TUI Group announced in March that TUI Blue will become its global flagship hotel brand, with its portfolio expanded from just 10 properties at present to around 100 hotels by 2020. This will mostly be achieved by re-branding existing properties for summer 2020 onwards and also by opening several new ones.
Under this strategy, the adults-only Sensimar brand will replaced by ‘TUI Blue For Two’, Family Life hotels will become ‘TUI Blue For Families’, and all-round hotels with ‘strong local experiences’ will be named ‘TUI Blue For All’. The group’s other hotel brands and concepts, including RIU, Robinson, Magic Life and Sensatori, are not affected by the TUI Blue expansion.
“TUI is the leading international tourism brand. What we were lacking was a hotel brand with a global presence incorporating TUI in its name,” explained CEO Fritz Joussen back in March.
“Since the development and launch of TUI Blue three years ago, the TUI brand name has become part of the hotel experience. After the successful launch phase of the first ten hotels, building the brand as our global flagship hotel brand is the consistent next step for us to significantly expand our hotel segment, go even more global with the brand and increase the target audience.”
The re-branding plans were presented to some 750 German travel agents at the company’s sales event TUI Inside on Tenerife last week but got a mixed reception. The disappearance of the popular Sensimar brand was a particular point of criticism.
Citing low recognition scores for the group’s hotel brands in consumer surveys, TUI sales managers Christoph Marzinowski and Tobias Willer told agents: “We need more brand recognition. Our brands are not present among consumers at the moment.”
But agents had mixed feelings about the latest shake-up. “I find it a shame that Sensimar is disappearing. Many customers have actively asked us about the brand,” said Sylvia Bauer, manager of the TUI Travelstar agency in Echterdingen, near Stuttgart. “The product has finally established itself, and now we have to start all over again.”
There was a wave of complaints when TUI announced the change in March, confirmed Michael Münssinger, TUI’s sales manager for South-East Germany. “Customers and travel agents have come to love the brand,” he admitted.

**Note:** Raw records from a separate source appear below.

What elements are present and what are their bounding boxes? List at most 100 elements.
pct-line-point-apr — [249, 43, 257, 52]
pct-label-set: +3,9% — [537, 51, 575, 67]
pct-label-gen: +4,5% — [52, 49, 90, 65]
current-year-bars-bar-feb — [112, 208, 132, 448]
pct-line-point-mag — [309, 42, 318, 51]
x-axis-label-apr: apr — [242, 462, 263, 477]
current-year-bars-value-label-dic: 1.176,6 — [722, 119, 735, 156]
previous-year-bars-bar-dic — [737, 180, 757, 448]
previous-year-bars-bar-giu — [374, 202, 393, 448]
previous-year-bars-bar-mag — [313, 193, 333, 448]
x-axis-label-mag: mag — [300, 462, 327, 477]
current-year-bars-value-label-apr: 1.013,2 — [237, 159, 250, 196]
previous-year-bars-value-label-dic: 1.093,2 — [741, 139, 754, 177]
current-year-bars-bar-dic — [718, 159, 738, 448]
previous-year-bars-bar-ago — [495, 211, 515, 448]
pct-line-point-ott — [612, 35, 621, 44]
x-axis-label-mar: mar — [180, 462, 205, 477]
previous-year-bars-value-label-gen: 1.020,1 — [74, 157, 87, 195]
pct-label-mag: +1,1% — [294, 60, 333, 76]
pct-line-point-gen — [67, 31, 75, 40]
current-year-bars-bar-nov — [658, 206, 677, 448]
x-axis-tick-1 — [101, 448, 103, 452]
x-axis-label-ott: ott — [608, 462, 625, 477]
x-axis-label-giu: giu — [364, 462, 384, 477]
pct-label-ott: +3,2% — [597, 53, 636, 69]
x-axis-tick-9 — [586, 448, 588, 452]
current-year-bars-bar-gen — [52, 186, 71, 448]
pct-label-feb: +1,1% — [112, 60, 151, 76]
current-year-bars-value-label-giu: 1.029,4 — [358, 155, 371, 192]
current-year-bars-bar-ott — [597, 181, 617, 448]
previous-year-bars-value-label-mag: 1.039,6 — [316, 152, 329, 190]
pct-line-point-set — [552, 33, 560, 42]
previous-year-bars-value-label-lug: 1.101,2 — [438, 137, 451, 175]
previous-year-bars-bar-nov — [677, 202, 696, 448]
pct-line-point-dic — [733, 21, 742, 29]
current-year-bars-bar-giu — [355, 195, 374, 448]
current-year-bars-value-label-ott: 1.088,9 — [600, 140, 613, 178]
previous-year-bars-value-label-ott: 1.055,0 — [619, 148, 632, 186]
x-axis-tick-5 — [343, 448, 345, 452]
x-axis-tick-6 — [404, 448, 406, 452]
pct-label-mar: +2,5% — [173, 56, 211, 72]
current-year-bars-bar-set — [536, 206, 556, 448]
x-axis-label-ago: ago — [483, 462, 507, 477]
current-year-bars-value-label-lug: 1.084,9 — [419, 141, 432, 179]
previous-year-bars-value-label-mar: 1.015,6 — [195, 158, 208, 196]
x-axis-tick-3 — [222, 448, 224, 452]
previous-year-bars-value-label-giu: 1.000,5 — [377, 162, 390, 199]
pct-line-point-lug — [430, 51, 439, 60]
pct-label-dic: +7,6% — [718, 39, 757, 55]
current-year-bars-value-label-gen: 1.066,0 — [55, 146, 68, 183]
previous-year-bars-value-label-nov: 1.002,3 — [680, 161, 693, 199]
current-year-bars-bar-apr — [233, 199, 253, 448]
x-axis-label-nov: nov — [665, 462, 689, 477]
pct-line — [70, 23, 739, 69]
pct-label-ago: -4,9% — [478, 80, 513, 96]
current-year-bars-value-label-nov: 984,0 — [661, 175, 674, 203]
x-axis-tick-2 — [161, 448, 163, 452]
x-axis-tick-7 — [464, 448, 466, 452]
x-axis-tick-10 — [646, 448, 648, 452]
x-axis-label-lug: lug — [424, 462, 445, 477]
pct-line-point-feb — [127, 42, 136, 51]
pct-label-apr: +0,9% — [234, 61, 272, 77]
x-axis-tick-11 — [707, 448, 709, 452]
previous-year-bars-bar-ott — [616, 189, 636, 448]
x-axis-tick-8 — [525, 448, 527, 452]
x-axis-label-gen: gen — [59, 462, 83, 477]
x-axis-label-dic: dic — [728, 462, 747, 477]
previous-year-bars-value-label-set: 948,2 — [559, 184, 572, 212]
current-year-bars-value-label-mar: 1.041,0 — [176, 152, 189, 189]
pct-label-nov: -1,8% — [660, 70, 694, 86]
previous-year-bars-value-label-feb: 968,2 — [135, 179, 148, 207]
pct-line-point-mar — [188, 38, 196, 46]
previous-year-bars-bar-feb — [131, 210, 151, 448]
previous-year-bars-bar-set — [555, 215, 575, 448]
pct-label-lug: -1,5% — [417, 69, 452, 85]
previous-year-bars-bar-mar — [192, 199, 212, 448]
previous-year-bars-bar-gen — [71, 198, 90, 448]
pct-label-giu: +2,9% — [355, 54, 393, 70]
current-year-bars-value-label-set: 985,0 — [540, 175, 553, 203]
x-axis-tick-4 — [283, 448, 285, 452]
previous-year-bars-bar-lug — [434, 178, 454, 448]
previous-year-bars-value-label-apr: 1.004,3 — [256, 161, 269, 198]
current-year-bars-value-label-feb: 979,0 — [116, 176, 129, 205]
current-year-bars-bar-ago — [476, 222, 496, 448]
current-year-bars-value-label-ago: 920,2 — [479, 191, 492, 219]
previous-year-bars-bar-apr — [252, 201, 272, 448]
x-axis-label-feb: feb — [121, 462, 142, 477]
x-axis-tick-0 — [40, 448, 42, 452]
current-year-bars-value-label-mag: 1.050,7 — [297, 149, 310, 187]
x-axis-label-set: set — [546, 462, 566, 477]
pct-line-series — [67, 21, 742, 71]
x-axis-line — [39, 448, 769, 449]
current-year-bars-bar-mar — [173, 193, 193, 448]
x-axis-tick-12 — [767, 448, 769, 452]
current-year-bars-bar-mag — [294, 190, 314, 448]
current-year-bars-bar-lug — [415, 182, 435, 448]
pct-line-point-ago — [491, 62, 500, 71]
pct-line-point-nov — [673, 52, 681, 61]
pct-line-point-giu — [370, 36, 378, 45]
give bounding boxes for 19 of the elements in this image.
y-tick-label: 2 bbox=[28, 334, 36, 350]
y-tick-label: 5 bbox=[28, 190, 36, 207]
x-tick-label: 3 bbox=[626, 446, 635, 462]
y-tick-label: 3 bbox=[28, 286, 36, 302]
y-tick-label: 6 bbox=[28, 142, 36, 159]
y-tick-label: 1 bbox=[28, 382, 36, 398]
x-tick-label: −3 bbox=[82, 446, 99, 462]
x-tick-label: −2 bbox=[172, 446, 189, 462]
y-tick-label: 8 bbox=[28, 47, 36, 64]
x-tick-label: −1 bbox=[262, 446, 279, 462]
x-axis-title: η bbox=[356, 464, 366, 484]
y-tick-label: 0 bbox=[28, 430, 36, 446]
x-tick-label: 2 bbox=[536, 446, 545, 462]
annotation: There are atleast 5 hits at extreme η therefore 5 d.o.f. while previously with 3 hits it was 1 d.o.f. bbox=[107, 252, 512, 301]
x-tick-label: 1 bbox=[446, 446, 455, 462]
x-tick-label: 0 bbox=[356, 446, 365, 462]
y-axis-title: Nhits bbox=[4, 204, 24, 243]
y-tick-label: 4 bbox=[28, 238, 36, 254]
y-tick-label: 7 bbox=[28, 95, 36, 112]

But he assured events participants that ‘TUI Blue for Two’ would use the same criteria as Sensimar when selecting new hotels, and the hotel quality would not suffer. “What agents sell under the new name will remain the same. That is what counts for customers,” asserted Beate Einhäuser, TUI’s head of product management for Medium-haul destinations (West). And Christoph Marzinowski declared: “No one will be talking about this in one or two years’ time.”